Star topology works best when you have a central server, switch, or access point, and you want simple, predictable connections. Common use cases include:

  • Small office or home LANs where a switch connects all devices
  • Lab simulations for networking courses or certification prep (CCNA, CompTIA Network+)
  • IoT prototyping where a central gateway manages multiple sensors
  • Client-server models where all communication passes through one authoritative node

If your project needs redundant paths or decentralized communication, a different structure fits better. Understanding the differences between topologies helps you pick the right one.

How do you test and extend your star topology code?

Once your basic implementation works, try these exercises to deepen your understanding:

  1. Add failure simulation. Temporarily disable the hub and verify that no messages get through. Then re-enable it and confirm normal operation resumes.
  2. Track message latency. Add a hop counter. In star topology, every message should take exactly two hops (source → hub → destination).
  3. Scale up. Generate 50 or 100 nodes programmatically and verify your code handles the volume without errors.
  4. Compare topologies. Implement the same scenario using star, bus, and mesh structures. Note the differences in connection count, complexity, and failure behavior.
  5. Add weighted edges. Assign bandwidth or latency values to each connection and simulate realistic network conditions.
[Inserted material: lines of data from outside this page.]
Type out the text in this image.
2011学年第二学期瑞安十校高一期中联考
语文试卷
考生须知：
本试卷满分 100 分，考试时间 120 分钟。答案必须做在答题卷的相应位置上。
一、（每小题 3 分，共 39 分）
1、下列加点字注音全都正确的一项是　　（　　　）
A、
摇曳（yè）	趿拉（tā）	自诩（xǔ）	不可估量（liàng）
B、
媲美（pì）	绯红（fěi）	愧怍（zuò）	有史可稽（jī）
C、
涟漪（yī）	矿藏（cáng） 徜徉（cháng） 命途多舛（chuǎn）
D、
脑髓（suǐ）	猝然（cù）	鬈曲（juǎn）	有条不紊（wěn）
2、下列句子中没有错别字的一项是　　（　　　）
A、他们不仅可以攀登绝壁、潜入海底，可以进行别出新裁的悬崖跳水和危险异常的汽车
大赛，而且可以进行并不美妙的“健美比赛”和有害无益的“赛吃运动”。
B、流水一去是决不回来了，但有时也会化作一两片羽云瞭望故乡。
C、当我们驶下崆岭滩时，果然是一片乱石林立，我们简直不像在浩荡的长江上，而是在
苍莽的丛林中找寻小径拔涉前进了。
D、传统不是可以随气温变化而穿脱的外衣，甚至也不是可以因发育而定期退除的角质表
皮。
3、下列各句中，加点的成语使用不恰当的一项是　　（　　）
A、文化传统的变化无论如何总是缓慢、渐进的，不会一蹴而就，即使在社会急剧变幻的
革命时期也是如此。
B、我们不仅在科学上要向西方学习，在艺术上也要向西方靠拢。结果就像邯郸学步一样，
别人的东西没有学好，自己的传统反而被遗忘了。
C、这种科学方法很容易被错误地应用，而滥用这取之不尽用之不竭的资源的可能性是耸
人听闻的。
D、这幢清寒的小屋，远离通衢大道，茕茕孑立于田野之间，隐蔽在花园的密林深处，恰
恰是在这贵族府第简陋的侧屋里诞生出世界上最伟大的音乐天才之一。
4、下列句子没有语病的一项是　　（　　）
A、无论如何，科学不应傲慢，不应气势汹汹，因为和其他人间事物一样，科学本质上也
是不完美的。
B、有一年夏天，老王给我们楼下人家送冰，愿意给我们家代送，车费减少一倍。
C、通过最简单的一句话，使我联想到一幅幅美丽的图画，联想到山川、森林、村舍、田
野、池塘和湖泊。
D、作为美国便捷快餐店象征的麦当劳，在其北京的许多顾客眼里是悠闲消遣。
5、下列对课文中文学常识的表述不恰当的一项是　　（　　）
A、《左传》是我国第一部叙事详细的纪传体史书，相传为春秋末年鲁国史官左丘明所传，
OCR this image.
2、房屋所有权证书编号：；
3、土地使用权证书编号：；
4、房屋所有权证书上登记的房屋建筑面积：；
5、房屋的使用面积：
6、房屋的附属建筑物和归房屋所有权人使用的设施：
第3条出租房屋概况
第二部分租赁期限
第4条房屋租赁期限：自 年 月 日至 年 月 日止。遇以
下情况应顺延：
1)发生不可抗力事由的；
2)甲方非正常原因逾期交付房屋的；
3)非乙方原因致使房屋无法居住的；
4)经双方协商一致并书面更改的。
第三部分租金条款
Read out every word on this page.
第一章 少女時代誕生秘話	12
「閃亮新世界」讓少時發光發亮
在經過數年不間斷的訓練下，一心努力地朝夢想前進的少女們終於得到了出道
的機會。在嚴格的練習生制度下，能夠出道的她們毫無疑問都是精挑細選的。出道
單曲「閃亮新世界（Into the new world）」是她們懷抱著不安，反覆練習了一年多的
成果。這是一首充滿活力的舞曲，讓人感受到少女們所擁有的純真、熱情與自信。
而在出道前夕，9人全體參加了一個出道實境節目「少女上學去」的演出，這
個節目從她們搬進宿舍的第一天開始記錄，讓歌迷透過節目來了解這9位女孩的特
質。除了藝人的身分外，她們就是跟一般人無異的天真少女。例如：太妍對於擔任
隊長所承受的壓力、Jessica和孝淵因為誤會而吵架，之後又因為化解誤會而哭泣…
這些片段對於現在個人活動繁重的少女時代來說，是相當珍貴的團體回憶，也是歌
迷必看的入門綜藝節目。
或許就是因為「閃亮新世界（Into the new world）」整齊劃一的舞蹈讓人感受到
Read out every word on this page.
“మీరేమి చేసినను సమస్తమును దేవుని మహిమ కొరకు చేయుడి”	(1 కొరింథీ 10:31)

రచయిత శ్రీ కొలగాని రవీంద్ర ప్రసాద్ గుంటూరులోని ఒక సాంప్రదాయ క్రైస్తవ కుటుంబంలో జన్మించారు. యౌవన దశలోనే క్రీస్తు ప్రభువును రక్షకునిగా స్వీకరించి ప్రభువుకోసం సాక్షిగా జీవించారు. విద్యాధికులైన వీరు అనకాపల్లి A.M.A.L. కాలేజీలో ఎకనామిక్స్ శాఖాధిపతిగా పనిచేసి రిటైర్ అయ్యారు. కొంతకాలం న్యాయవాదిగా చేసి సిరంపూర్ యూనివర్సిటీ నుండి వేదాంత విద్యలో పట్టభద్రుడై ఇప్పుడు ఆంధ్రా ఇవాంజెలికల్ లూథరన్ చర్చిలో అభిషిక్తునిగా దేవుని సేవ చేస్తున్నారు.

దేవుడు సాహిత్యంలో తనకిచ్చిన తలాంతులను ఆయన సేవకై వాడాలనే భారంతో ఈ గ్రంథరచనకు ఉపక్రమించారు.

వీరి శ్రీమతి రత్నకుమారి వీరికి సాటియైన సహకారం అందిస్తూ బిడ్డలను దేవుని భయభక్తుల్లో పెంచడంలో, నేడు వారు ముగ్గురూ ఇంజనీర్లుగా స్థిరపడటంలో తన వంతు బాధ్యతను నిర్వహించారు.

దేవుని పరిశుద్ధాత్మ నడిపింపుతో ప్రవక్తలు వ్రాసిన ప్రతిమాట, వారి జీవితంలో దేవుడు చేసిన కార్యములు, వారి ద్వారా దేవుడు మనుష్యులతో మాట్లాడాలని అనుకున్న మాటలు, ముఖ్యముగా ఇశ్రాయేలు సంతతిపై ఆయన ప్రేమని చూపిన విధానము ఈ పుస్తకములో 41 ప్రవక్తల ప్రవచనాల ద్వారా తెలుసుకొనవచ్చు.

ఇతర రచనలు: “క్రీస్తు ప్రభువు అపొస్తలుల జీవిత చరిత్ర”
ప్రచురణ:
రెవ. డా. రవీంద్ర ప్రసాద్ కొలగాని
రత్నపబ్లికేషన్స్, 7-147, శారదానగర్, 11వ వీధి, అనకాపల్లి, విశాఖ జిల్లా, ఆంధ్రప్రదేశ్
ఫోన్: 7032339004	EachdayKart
Practical checklist before you deploy or submit your code

  • ☐ Hub node is clearly defined and distinct from peripheral nodes
  • ☐ All peripheral nodes connect only to the hub
  • ☐ Message routing passes through the hub no direct node-to-node shortcuts
  • ☐ Hub failure is handled gracefully (error message, not a crash)
  • ☐ Node count is dynamic, not hardcoded
  • ☐ Destination validation prevents null pointer or key errors
  • ☐ Code includes comments explaining the topology logic
  • ☐ You've tested with at least 4–5 peripheral nodes

Next step: Take the Python example above, run it locally, then modify it to simulate a hub failure. That single exercise will show you both the simplicity and the vulnerability of star topology and it takes less than 15 minutes.